The first three is the red passing by the front opening of the wood shelter in my tank. The rest are of my new 7-8'' cariba poking his head thru the opening and staring me down! The last pic is my favorite and probably the best pic I took, since Im a newbie to cameras.









View attachment 65736

View attachment 65737

View attachment 65738

View attachment 65739

View attachment 65740

View attachment 65741

View attachment 65742


----------



## Joga Bonito (Oct 30, 2004)

nice


----------



## Niche (Mar 9, 2004)

sweet fish


----------



## taylorhedrich (Mar 2, 2005)

Nice fish. Do they always hide like that?
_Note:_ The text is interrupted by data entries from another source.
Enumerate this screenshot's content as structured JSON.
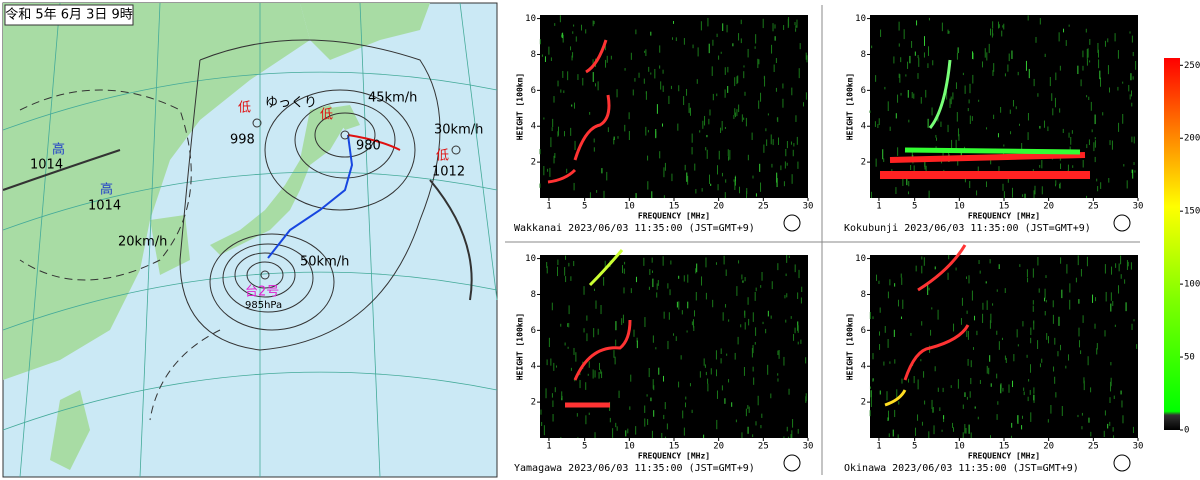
{
  "map": {
    "title": "令和 5年 6月 3日 9時",
    "labels": [
      "高",
      "1014",
      "高",
      "1014",
      "20km/h",
      "低",
      "998",
      "ゆっくり",
      "低",
      "980",
      "45km/h",
      "低",
      "1012",
      "30km/h",
      "50km/h",
      "台2号",
      "985hPa"
    ]
  },
  "ionogram_axes": {
    "xlabel": "FREQUENCY [MHz]",
    "ylabel": "HEIGHT [100km]",
    "xlim": [
      0,
      30
    ],
    "xticks": [
      1,
      5,
      10,
      15,
      20,
      25,
      30
    ],
    "ylim": [
      0,
      10.2
    ],
    "yticks": [
      2,
      4,
      6,
      8,
      10
    ]
  },
  "ionograms": [
    {
      "station": "Wakkanai",
      "timestamp": "2023/06/03 11:35:00 (JST=GMT+9)"
    },
    {
      "station": "Kokubunji",
      "timestamp": "2023/06/03 11:35:00 (JST=GMT+9)"
    },
    {
      "station": "Yamagawa",
      "timestamp": "2023/06/03 11:35:00 (JST=GMT+9)"
    },
    {
      "station": "Okinawa",
      "timestamp": "2023/06/03 11:35:00 (JST=GMT+9)"
    }
  ],
  "colorbar": {
    "lim": [
      0,
      255
    ],
    "ticks": [
      0,
      50,
      100,
      150,
      200,
      250
    ]
  }
}
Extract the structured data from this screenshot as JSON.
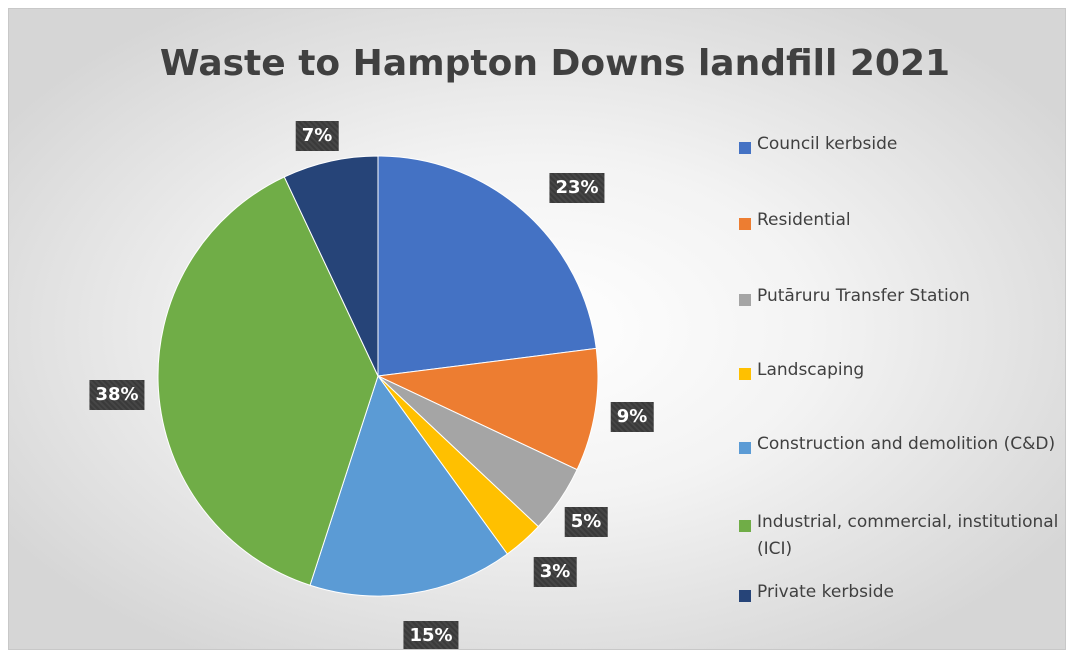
{
  "chart_data": {
    "type": "pie",
    "title": "Waste to Hampton Downs landfill 2021",
    "categories": [
      "Council kerbside",
      "Residential",
      "Putāruru Transfer Station",
      "Landscaping",
      "Construction and demolition (C&D)",
      "Industrial, commercial, institutional (ICI)",
      "Private kerbside"
    ],
    "values": [
      23,
      9,
      5,
      3,
      15,
      38,
      7
    ],
    "labels": [
      "23%",
      "9%",
      "5%",
      "3%",
      "15%",
      "38%",
      "7%"
    ],
    "colors": [
      "#4472C4",
      "#ED7D31",
      "#A5A5A5",
      "#FFC000",
      "#5B9BD5",
      "#70AD47",
      "#264478"
    ],
    "legend_position": "right"
  }
}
Seems like they would be a little bit more courageous at that age...
~Taylor~


----------



## DempseyDude (Apr 28, 2005)

WOW! Really Black


----------



## mashunter18 (Jan 2, 2004)

Dang man, looks like lots of hidning in that tank, you should post a whole tank shot...


----------



## Cobra (Sep 25, 2004)

The tank was bare for along time and I just replanted it 2 days ago. I posted some full tank shots in the piranha discussion forum.


----------



## Chouin (Jun 8, 2003)

Nice tank and piranha Cobra
Chouin


----------



## dynasty691 (Jun 15, 2005)

nice looking cariba


----------



## piranha98 (Jun 15, 2005)

nice caribe!!!1


----------



## GoJamieGo (Mar 18, 2005)

Nice looking pygos


----------



## crsn4dr (Oct 29, 2004)

nice caribe...


----------



## Cobra (Sep 25, 2004)

Yo I am actually niticing a little humeral spot developping on my reds now! I heard that p's do this to kinda blend in or something??


----------